Der Schlingentisch ist eine Behandlungsform, mit der einzelne Körperteile oder der gesamte Körper mit Hilfe von Seilzügen und Schlingen aufgehängt werden kann. Durch die Aufhebung der Schwerkraft werden viele Bewegungen erleichtert ausgeführt.
Bei einer Schlingentisch-Therapie werden Teile des Körpers oder der ganze Körper in Schlingen gehängt, um die Wirbelsäule und die Gelenke zu entlasten.
Dadurch werden dem Patienten durch die Aufhebung der Schwerkraft ein Großteil der Bewegungen erleichtert und Bewegungen, die sonst nur eingeschränkt oder nur unter Schmerzen ausgeführt werden können, werden wie unter Schwerelosigkeit ausgeführt und erheblich erleichtert. Der Therapeut muss bei der Behandlung zunächst eine Position finden, die dem Patienten keine Schmerzen zufügt.

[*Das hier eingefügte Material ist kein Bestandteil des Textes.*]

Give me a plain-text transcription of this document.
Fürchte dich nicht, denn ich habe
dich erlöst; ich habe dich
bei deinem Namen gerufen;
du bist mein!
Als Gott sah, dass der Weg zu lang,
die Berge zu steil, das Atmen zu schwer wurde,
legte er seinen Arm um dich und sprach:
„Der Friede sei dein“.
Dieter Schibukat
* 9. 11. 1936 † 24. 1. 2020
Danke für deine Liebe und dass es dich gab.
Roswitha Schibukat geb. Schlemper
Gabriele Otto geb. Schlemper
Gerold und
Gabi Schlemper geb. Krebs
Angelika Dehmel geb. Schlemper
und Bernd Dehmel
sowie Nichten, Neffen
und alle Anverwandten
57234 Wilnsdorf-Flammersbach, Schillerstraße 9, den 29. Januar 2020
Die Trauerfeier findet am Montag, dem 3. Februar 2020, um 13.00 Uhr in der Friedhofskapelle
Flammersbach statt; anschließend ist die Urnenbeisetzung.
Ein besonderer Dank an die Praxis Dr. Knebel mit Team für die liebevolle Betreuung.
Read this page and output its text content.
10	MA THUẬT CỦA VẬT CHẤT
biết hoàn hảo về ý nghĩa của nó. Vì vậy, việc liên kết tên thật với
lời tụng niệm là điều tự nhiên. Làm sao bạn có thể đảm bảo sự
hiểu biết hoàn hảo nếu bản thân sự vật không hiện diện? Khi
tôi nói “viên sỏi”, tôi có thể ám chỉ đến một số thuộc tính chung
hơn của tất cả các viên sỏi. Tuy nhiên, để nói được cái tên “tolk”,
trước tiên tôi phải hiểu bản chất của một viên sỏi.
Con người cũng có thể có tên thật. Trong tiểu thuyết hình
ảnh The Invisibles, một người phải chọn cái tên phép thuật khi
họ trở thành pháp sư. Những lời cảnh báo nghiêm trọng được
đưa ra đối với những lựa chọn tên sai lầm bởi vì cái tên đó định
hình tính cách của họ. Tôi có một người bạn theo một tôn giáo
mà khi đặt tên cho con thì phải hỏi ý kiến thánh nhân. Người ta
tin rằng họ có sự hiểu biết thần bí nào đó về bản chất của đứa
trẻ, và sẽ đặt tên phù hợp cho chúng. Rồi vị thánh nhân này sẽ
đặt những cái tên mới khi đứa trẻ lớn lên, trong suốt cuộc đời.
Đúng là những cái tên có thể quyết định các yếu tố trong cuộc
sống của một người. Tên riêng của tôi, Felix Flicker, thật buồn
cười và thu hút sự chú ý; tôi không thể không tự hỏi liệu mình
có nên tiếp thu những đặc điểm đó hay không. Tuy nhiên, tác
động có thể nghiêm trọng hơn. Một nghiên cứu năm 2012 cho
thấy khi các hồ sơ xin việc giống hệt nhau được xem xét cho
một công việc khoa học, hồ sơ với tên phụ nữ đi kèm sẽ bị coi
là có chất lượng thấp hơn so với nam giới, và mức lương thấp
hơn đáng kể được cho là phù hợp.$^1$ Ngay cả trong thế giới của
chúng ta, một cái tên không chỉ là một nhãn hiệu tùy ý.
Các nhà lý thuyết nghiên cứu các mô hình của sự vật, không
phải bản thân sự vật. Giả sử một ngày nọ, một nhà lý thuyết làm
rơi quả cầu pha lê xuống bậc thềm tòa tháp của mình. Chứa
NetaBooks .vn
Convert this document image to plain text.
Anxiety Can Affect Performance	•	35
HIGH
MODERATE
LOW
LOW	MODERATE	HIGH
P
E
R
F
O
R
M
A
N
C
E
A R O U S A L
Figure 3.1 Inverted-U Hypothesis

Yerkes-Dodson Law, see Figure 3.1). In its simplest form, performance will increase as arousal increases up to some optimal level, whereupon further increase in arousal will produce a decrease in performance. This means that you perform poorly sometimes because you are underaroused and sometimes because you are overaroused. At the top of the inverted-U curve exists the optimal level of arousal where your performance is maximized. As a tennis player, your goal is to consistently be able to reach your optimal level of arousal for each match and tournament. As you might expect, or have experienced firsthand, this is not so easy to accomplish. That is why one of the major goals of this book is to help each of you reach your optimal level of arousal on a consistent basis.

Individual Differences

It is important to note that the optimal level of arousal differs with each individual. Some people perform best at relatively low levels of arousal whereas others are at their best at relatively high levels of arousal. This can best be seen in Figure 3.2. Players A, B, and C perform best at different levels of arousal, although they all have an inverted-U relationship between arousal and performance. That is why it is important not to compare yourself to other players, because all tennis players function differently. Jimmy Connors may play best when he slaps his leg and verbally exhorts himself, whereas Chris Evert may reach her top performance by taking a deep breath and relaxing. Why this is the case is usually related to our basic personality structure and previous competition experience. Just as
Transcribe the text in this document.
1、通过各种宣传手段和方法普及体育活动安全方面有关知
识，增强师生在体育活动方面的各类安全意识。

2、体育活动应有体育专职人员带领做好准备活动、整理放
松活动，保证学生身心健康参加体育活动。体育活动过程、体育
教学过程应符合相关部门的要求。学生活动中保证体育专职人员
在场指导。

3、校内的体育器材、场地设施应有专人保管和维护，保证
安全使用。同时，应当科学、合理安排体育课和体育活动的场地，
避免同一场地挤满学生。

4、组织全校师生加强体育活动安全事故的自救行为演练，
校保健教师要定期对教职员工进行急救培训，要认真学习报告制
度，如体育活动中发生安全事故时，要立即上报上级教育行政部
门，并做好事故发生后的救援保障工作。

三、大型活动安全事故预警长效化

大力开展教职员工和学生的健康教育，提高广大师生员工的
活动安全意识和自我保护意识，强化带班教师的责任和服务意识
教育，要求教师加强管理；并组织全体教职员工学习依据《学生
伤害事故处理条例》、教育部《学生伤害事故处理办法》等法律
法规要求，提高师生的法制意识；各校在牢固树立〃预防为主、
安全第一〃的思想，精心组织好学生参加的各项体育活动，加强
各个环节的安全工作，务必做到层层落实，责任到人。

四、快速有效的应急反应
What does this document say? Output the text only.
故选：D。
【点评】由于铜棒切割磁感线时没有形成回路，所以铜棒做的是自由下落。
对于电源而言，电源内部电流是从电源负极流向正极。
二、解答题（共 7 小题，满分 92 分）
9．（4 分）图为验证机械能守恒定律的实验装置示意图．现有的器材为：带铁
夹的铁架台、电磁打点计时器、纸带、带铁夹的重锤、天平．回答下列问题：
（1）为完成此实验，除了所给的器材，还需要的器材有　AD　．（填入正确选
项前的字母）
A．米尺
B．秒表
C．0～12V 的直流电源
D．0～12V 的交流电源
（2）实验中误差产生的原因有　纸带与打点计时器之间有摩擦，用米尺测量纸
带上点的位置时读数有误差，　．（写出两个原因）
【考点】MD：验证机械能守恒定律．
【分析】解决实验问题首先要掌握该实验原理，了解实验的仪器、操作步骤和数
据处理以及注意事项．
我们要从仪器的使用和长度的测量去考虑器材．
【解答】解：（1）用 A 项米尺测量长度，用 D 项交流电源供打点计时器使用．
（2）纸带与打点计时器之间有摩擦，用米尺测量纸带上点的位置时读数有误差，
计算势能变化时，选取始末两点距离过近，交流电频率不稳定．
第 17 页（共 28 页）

Der Körper oder Körperteile wie Becken, Arme und Kopf werden in Baumwollschlingen gelegt und an der Decke befestigt. Durch die Aufhängung werden die Gelenke entlastet und durch gezielte Traktionen entspannt. Dies führt dazu, das der Schmerz oft spontan nachlässt. Bei einem akuten Bandscheibenvorfall wird der Schlingentisch mit der Becken-Bein-Aufhängung eingesetzt.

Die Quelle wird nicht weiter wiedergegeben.